Sunday, March 11, 2007

The V-Word

In an amusing New York Times essay on the pitfalls of word-banning (“A War of Words,” 3/11/07) Peter Applebome rechristens “vagina” as the “v-word.”

I like “vagina” as much as the next person, and I never stop marveling over the fact that etymologically “vagina” is a kissing cousin of “vanilla,” one of my favorite flavors. But the honor of the v-word euphemism actually belongs to “virgin.”

Old f___’s like myself may recall that in 1953 censors working at the Hollywood’s Motion Picture Production Code office tried to pressure Otto Preminger into removing “virgin” from his filmed version of The Mood Is Blue. The effort not only failed but unintentionally created a s___-load of publicity that made Preminger’s movie a hit.

As a fan of such honorable words as “vagina” and “virginity” I probably shouldn’t worry about uproars like the one Applebome described in The Times. Almost always, the people wishing to sanitize our language end up as freespeech allies, popularizing the very expressions that they hate, fear, and yet know so well. Talk about s______ing oneself.
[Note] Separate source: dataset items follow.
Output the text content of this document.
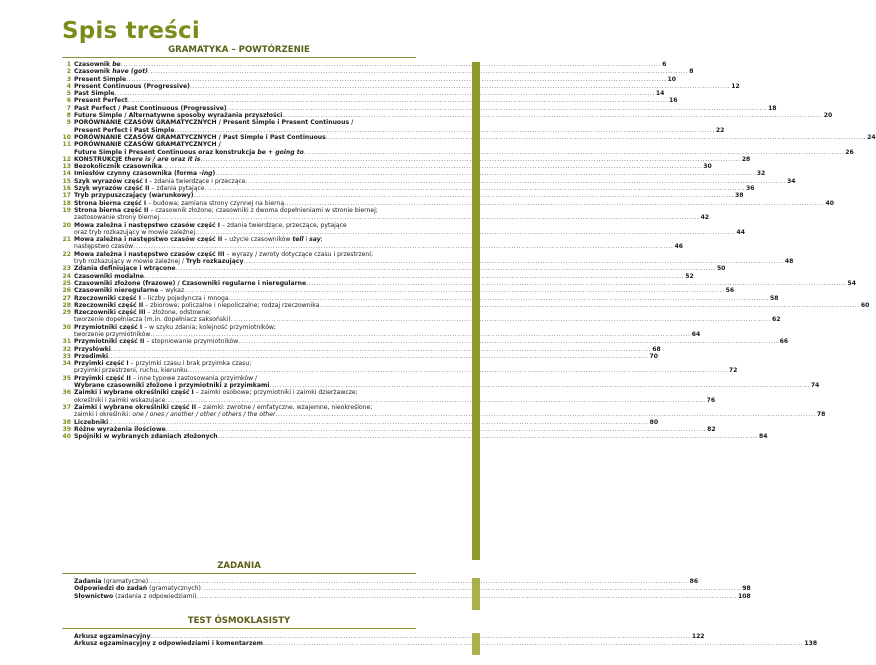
Spis treści
GRAMATYKA – POWTÓRZENIE
1 Czasownik be .....	6
2 Czasownik have (got) .....	8
3 Present Simple .....	10
4 Present Continuous (Progressive) .....	12
5 Past Simple .....	14
6 Present Perfect .....	16
7 Past Perfect / Past Continuous (Progressive) .....	18
8 Future Simple / Alternatywne sposoby wyrażania przyszłości .....	20
9 PORÓWNANIE CZASÓW GRAMATYCZNYCH / Present Simple i Present Continuous /
Present Perfect i Past Simple .....	22
10 PORÓWNANIE CZASÓW GRAMATYCZNYCH / Past Simple i Past Continuous .....	24
11 PORÓWNANIE CZASÓW GRAMATYCZNYCH /
Future Simple i Present Continuous oraz konstrukcja be + going to .....	26
12 KONSTRUKCJE there is / are oraz it is .....	28
13 Bezokolicznik czasownika .....	30
14 Imiesłów czynny czasownika (forma -ing) .....	32
15 Szyk wyrazów część I – zdania twierdzące i przeczące .....	34
16 Szyk wyrazów część II – zdania pytające .....	36
17 Tryb przypuszczający (warunkowy) .....	38
18 Strona bierna część I – budowa; zamiana strony czynnej na bierną .....	40
19 Strona bierna część II – czasownik złożone; czasowniki z dwoma dopełnieniami w stronie biernej;
zastosowanie strony biernej .....	42
20 Mowa zależna i następstwo czasów część I – zdania twierdzące, przeczące, pytające
oraz tryb rozkazujący w mowie zależnej .....	44
21 Mowa zależna i następstwo czasów część II – użycie czasowników tell i say;
następstwo czasów .....	46
22 Mowa zależna i następstwo czasów część III – wyrazy / zwroty dotyczące czasu i przestrzeni;
tryb rozkazujący w mowie zależnej / Tryb rozkazujący .....	48
23 Zdania definiujące i wtrącone .....	50
24 Czasowniki modalne .....	52
25 Czasowniki złożone (frazowe) / Czasowniki regularne i nieregularne .....	54
26 Czasowniki nieregularne – wykaz .....	56
27 Rzeczowniki część I – liczby pojedyncza i mnoga .....	58
28 Rzeczowniki część II – zbiorowe; policzalne i niepoliczalne; rodzaj rzeczownika .....	60
29 Rzeczowniki część III – złożone, odstowne;
tworzenie dopełniacza (m.in. dopełniacz saksoński) .....	62
30 Przymiotniki część I – w szyku zdania; kolejność przymiotników;
tworzenie przymiotników .....	64
31 Przymiotniki część II – stopniowanie przymiotników .....	66
32 Przysłówki .....	68
33 Przedimki .....	70
34 Przyimki część I – przyimki czasu i brak przyimka czasu;
przyimki przestrzeni, ruchu, kierunku .....	72
35 Przyimki część II – inne typowe zastosowania przyimków /
Wybrane czasowniki złożone i przymiotniki z przyimkami .....	74
36 Zaimki i wybrane określniki część I – zaimki osobowe; przymiotniki i zaimki dzierżawcze;
określniki i zaimki wskazujące .....	76
37 Zaimki i wybrane określniki część II – zaimki: zwrotne / emfatyczne, wzajemne, nieokreślone;
zaimki i określniki: one / ones / another / other / others / the other .....	78
38 Liczebniki .....	80
39 Różne wyrażenia ilościowe .....	82
40 Spójniki w wybranych zdaniach złożonych .....	84
ZADANIA
Zadania (gramatyczne) .....	86
Odpowiedzi do zadań (gramatycznych) .....	98
Słownictwo (zadania z odpowiedziami) .....	108
TEST ÓSMOKLASISTY
Arkusz egzaminacyjny .....	122
Arkusz egzaminacyjny z odpowiedziami i komentarzem .....	138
If you ask, "Aren’t there any words that should be tabooed?” consider the etymology of "taboo," from the Tongan word ta-bu, meaning “sacred.” Why would we want to ban anything in the sacred category?
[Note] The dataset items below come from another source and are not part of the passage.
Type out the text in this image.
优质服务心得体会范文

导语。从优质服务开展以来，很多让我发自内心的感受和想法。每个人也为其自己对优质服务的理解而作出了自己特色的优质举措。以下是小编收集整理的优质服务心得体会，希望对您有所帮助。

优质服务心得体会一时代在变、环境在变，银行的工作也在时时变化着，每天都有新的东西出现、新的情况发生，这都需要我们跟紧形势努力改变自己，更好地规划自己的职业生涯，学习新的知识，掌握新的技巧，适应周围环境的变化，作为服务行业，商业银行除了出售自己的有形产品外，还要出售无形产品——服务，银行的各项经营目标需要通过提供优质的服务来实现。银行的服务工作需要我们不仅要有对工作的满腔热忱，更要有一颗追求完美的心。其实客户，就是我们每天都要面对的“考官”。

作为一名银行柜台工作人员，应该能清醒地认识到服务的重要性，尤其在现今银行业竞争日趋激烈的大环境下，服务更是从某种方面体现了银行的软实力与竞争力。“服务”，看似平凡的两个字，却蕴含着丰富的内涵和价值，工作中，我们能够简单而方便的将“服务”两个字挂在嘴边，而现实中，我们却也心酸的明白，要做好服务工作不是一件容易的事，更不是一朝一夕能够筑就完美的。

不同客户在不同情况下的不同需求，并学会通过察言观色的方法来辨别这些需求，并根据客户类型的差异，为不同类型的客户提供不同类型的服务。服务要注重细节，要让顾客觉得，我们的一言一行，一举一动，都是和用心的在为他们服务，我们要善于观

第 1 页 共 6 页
Meanwhile, for those of you who want to know more about the linguistic connection between "vagina" and "vanilla," here's the scoop: The vanilla bean resides in a pod that seventeenth century Spanish explorers thought looked like a small sheath. Spanish, for “little sheaf” is "vanilla," a diminutive based ultimately on the Latin" vagina," a word that back then had no anatomical meaning. "Vagina" was simply the name of a object into which you could stick your sword.

It wasn’t until a few dacades later that the sheath-like structure of the anatomical vagina led doctors to use "vagina" in its modern sense.